Some are. I am. I fight with the pen now but I can very well fight in other ways too. I have no kids, no wife or girlfriend, or mother and I have one rule to which I keep true to: I do not get attached to anything in life that I can’t “walk out in thirty second flat” on if I “feel the heat around the corner” (Heat). Some say this is a sad life but I am true to myself and my beliefs – “the political hero erects the fortress of his will” (author unknown to me although I believe he was of Spanish origin).
I hear some people say: “Patience, things change on their own.” Yes, I agree. Things do change: the middle class is disappearing, people are living in tent-cities, education is a bad joke and overall living standards are now on a down-spiral in North America. I see how things have been changing; on their own … we will soon be again in the situation where society is split in two: the aristocracy and everyone else.
When I was nine or so my parents would send my sister and me to ski classes every winter. We did that for about three or four years in a row at Poiana Brasov (a tourist area of Transylvania where many foreign nationals would come to ski or just spend their vacation). I always felt strange going there and seeing people from other countries because I knew as Romanians, we were not allowed to leave the country. I felt as if the entire nation was grounded.
In the late 1980s the situation in Romania was quite tragic. People were hungry and cold. We would walk around the house with three or four layers on in the winter and two pairs of socks. We had electric heaters in every room in the house (and those were illegal). Being at the ski resort was like being in heaven though. The dictator Nicolae Ceausescu made sure that hotels and in general areas where tourists would be attending where impeccable in all senses of the word. Thus, going to ski classes was one of the greatest escapes of my childhood, worry-free.
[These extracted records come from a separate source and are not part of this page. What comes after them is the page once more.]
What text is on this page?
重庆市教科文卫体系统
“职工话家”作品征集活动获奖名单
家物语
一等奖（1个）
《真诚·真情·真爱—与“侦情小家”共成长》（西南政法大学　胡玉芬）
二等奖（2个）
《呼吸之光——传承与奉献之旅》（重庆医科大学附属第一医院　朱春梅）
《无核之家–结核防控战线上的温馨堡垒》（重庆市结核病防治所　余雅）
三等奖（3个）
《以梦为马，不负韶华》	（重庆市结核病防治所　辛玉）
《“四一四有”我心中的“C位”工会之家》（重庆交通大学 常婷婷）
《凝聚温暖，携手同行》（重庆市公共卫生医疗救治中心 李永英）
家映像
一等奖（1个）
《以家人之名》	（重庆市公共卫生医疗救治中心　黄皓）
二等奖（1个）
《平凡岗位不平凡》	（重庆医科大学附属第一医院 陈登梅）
I think it was 1987 or 1988, and we were at Poiana Brasov for a few days already when one afternoon we went to eat and I over-heard my mother and father talking about how a part of the ski resort was closed off because somebody died. As a nosy kid I pestered them enough that they told me the story: a man in his forties, doused himself in gasoline, light himself on fire and went down a hill on his skis in protest of the brutal dictatorial political regime in Romania. With tourists from other countries around it was a good media stunt, I must admit. I never found out anything more about that man but I always think of him. I suppose he felt like there was nothing else left to do. The anger in him was so great that he felt screaming or fighting would be useless so he light himself on fire.
For all those who think that people just give lip service to the idea of change, think again. There are indeed many people who are ready to act and when enough people will have such an attitude, things will change. More and more people are becoming aware of the nature of our existence and that is encouraging. We all have a part to play whether we play it or not.
Apathy, despair, disillusionment … this is only a phase, a chapter you may call it. Nothing stays the same: not in Nature, not in Life and not in any society of any period of human history. We just took a wrong turn after the Age of Enlightenment, that’s all. So, if you happen to be beside someone who’s still sleeping, give them a gentle nudge and tell them it is time to wake-up.